Title: Re: Dr. George Ross
Post by: scoop on March 24, 2011, 12:24:54 AM
I am new here....but just have had a week of thinking about my days at Possibilities Unlimited, in Lexington, Kentucky.  So many of your thoughts and accounts (KHK) have brought me back to those days!  Wow.  It is really hard to believe....everything that you guys have said about Dr. Ross is correct.  At the time, I truly was messed up.  Wow.  You have all brought me into a new way of thinking about this whole thing.  I think that I was just moving on from it, although my intake date of Dec. 29 (1990) always crosses my mind in some strange way every year.  I would love to hear more about all of this.  I never realized that there was such an outcry and even litigation over all of these programs' philosophy and approach.  It certainly was....well....traumatic to say the least.
Title: Re: Dr.

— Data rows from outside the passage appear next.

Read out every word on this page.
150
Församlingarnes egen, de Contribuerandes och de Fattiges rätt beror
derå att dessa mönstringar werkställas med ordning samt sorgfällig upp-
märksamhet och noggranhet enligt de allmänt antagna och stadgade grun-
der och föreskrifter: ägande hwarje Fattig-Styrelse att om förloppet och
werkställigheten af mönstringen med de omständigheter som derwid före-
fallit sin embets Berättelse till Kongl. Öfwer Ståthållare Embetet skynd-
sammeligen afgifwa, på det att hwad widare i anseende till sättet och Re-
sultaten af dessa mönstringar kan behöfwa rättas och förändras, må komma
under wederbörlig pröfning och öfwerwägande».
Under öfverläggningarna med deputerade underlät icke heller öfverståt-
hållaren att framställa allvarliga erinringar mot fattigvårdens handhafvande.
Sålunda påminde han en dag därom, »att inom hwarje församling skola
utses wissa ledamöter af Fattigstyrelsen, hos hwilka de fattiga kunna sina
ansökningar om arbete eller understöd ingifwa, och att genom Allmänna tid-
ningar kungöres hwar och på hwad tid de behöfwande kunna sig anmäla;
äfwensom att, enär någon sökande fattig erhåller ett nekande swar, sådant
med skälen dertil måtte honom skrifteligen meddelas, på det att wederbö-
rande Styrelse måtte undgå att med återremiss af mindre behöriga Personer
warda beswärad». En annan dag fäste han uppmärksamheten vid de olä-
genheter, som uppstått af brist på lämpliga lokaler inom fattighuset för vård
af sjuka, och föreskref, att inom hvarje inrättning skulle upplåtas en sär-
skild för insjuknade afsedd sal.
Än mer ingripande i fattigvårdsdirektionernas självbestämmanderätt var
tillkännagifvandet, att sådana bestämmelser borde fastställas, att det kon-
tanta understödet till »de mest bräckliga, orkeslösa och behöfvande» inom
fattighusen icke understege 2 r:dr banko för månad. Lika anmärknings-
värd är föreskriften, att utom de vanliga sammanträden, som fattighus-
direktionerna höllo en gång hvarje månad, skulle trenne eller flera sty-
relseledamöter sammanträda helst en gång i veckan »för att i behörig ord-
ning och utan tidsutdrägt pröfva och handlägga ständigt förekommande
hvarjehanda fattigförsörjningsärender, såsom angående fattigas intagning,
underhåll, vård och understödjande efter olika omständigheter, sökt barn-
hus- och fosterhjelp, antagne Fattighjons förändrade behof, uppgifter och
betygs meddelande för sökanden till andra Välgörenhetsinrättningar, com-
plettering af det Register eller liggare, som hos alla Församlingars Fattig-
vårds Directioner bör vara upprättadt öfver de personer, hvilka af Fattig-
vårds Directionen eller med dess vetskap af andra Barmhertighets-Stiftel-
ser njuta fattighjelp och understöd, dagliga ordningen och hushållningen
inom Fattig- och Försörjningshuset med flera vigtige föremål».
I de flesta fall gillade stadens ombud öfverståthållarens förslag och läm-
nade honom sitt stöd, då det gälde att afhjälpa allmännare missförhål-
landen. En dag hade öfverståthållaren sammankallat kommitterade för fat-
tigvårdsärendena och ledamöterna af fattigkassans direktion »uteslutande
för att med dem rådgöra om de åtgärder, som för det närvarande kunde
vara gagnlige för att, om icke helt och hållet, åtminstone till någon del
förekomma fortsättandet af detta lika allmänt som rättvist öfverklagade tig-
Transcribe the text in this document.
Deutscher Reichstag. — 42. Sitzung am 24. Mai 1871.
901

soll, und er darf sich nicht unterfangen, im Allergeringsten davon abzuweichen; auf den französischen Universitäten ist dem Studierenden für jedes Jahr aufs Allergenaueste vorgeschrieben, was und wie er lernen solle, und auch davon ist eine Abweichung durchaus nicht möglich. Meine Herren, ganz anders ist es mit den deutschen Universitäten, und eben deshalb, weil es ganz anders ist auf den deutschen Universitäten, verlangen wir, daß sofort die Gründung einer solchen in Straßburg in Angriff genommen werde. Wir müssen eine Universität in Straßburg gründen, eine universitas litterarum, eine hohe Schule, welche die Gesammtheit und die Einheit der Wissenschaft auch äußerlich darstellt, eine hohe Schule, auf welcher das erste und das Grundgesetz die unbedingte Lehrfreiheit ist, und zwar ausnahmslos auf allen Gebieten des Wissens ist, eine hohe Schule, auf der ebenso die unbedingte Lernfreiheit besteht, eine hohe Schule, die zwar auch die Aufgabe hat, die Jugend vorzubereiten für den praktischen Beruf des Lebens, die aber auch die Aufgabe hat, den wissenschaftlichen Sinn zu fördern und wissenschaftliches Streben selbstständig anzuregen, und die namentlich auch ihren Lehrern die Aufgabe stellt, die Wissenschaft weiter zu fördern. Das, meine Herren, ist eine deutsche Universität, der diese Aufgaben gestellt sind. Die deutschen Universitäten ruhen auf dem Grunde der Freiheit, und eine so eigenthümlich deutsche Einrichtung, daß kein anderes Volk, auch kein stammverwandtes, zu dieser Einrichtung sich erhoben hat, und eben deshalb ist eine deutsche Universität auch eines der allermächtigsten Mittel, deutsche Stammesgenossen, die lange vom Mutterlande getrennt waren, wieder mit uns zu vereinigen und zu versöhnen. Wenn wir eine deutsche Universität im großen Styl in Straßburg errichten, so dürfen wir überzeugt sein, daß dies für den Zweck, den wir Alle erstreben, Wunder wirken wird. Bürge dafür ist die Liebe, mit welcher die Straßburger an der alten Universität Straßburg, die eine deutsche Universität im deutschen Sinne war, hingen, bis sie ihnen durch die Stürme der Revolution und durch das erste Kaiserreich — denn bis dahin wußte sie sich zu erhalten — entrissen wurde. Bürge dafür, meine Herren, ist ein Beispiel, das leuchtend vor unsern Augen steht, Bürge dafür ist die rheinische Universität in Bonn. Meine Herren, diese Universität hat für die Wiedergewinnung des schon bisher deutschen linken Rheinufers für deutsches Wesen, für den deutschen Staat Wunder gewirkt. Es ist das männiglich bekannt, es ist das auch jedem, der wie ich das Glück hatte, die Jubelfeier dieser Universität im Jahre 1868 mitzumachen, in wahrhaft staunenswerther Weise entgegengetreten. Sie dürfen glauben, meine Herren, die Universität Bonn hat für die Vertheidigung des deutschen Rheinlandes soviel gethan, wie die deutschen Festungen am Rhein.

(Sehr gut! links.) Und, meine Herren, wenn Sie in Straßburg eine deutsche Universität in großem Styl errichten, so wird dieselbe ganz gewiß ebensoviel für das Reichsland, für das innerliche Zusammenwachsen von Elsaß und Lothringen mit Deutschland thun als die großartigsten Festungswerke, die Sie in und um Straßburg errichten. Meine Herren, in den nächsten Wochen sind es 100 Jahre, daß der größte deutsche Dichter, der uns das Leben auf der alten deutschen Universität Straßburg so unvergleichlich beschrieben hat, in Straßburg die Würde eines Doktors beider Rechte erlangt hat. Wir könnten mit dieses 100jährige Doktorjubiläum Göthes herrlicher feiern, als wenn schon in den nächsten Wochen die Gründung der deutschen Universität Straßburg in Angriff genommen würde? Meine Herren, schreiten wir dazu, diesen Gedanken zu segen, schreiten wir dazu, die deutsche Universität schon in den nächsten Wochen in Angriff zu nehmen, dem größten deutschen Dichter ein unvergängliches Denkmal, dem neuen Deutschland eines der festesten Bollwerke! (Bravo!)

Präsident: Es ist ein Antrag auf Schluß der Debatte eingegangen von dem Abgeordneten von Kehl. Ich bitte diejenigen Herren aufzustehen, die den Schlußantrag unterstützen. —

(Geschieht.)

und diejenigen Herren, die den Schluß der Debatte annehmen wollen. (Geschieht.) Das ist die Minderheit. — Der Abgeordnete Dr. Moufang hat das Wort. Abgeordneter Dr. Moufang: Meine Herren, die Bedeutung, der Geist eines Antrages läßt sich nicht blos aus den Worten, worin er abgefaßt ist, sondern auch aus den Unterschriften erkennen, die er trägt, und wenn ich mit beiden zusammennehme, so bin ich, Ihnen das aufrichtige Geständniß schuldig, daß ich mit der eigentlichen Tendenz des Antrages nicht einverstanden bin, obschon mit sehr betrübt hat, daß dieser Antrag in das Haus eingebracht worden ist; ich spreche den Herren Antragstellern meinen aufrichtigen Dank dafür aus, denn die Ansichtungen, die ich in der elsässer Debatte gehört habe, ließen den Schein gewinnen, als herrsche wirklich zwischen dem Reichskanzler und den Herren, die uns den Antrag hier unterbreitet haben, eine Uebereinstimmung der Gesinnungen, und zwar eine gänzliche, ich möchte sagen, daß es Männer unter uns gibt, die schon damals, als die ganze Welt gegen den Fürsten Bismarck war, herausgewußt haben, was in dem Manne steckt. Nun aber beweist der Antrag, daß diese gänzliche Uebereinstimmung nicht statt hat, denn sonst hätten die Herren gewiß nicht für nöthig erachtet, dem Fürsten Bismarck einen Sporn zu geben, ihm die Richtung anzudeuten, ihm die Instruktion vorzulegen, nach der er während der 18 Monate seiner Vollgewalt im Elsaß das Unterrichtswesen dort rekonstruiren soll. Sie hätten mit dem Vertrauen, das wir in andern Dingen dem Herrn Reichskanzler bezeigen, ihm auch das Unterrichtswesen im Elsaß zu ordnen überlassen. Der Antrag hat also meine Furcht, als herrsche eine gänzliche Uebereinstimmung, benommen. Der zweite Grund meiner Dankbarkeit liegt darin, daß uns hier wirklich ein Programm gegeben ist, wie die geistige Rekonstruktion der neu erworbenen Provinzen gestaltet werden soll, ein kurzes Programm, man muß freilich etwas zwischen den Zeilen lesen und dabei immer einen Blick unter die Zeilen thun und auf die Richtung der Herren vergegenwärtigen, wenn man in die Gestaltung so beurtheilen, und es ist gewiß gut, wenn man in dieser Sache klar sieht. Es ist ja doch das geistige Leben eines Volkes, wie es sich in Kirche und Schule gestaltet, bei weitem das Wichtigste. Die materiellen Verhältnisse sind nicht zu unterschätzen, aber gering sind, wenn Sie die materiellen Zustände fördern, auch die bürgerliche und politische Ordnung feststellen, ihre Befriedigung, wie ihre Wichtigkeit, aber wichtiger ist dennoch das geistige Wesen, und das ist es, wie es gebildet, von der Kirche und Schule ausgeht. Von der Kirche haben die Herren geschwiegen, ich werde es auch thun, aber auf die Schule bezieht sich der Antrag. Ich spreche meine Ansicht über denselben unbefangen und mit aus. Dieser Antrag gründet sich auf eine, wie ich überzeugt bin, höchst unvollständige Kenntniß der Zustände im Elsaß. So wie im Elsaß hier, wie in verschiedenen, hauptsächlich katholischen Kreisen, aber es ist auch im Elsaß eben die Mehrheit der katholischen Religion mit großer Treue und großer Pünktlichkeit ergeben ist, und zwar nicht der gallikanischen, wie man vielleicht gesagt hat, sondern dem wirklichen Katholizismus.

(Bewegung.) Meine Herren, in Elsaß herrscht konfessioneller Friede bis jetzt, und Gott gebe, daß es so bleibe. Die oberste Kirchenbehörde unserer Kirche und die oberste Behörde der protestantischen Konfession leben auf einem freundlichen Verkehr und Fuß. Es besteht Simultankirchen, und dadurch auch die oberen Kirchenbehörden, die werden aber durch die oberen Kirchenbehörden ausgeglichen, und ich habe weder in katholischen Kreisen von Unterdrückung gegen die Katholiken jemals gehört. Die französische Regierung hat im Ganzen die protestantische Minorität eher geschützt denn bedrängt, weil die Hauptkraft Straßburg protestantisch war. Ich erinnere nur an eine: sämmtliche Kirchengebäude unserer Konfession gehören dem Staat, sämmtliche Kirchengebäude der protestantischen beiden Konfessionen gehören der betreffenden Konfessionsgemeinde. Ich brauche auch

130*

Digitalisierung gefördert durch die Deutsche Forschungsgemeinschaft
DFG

George Ross
Post by: kpickle39 on April 12, 2011, 04:29:46 PM
man, was Ross scummy or what?   urgh, just thinking of that disco looking idiot with his faggot mustache makes me wanna puke.
Title: Re: Dr. George Ross
Post by: Sam Kinison on April 12, 2011, 07:56:21 PM
The sad thing is RBT had some very valid useful parts that will forever be tainted because of how it was used to validate George Ross as a mental health professional,something he never was.